I was pondering one of those confusing moments of indecision that the modern world has foisted on us. I was in the kitchen having just blown my nose and I honestly had no idea what the advice is between swing-bin and recycling. I chose recycling then suffered the disturbing image of a Chinese child on crust removal duty, so fished it out and gave it to the swing-bin. I went back to my TV then suddenly it occurred to me that paper isn’t kept and ironed out to be re-used, it’s simply chucked into a huge hopper and pulped down for future products. Here’s me contributing to the destruction of the rain-forests out of my pure ignorance. I went back to the kitchen and fished it out of the rubbish and gave it to the recycling bin, but then back at my rolling news TV show, I suddenly imagined your cereal box with a tiny bit of me embossed within the… you get the picture. Swing- bin was the final decision.

Back to the rolling news and I realised where I got the image of the Chinese child. The story was of our TVs being sent to the developing world where they’re scrapped by scavenging hordes of poor people who have no sense of health and safety norms. We’re now told that our discarded electronic goods are poisoning the developing world, but the developing world needs some kind of jobs. Is starvation a lesser form of evil?

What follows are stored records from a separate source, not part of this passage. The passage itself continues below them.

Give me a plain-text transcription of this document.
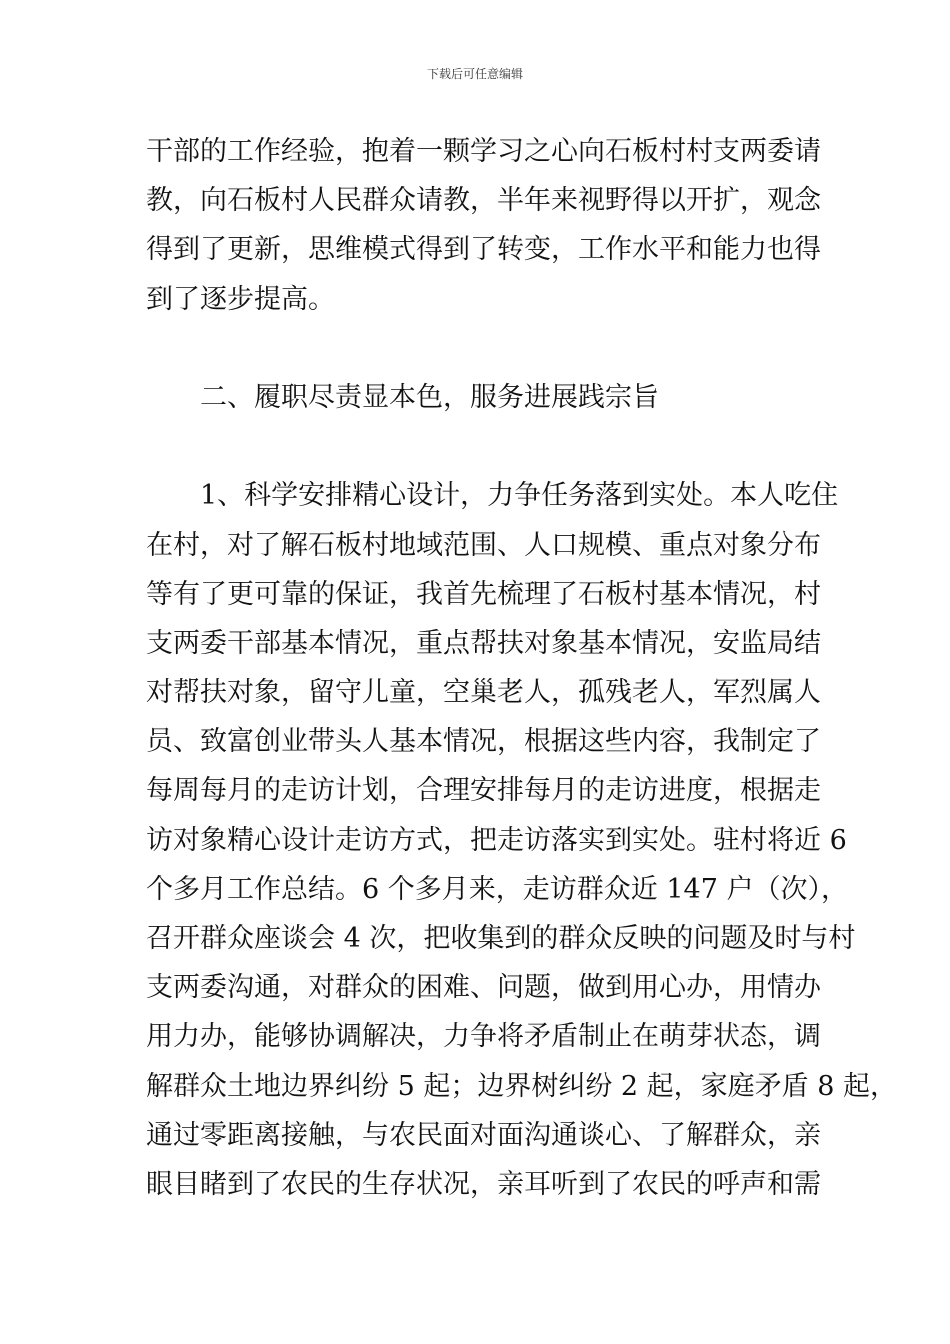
下载后可任意编辑
干部的工作经验，抱着一颗学习之心向石板村村支两委请
教，向石板村人民群众请教，半年来视野得以开扩，观念
得到了更新，思维模式得到了转变，工作水平和能力也得
到了逐步提高。
　　二、履职尽责显本色，服务进展践宗旨
　　1、科学安排精心设计，力争任务落到实处。本人吃住
在村，对了解石板村地域范围、人口规模、重点对象分布
等有了更可靠的保证，我首先梳理了石板村基本情况，村
支两委干部基本情况，重点帮扶对象基本情况，安监局结
对帮扶对象，留守儿童，空巢老人，孤残老人，军烈属人
员、致富创业带头人基本情况，根据这些内容，我制定了
每周每月的走访计划，合理安排每月的走访进度，根据走
访对象精心设计走访方式，把走访落实到实处。驻村将近 6
个多月工作总结。6 个多月来，走访群众近 147 户（次），
召开群众座谈会 4 次，把收集到的群众反映的问题及时与村
支两委沟通，对群众的困难、问题，做到用心办，用情办
用力办，能够协调解决，力争将矛盾制止在萌芽状态，调
解群众土地边界纠纷 5 起；边界树纠纷 2 起，家庭矛盾 8 起，
通过零距离接触，与农民面对面沟通谈心、了解群众，亲
眼目睹到了农民的生存状况，亲耳听到了农民的呼声和需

Development economists tell us that the reason shanty towns exist is because there is only enough work in the city for a third of the people who arrive, but far from irrationality, the young will still leave the rural subsistence of their parents in the hope of being the one-in-three who succeeds. When we see TV pictures of young people scavenging for pennies worth of scrap copper by melting wires and circuit boards, they are the ones who plan on being the one-in-three. They say we’re poisoning them, but perhaps their priority is food in their stomach and the possibility of a future opportunity in something better. Should we impose our priorities on them?
So does this mean that their lives are cheaper than ours? I did an immigration case earlier today; an African man in his twenties. He’d been caught bang to rights with false documents. When I told him he’d been caught because he’d registered with a GP he nodded to me and I knew. He wasn’t an economic migrant; he was here because he didn’t want to die. He was sent home, back to Africa, back to his fate. Life is cheap if you’re not from the west.
Oh, well. Unlucky for some, ay? I still don’t know whether it should have been the recycle or the swing-bin. I sometimes wonder if people in the developing world realise just how much we have to worry about here in the west.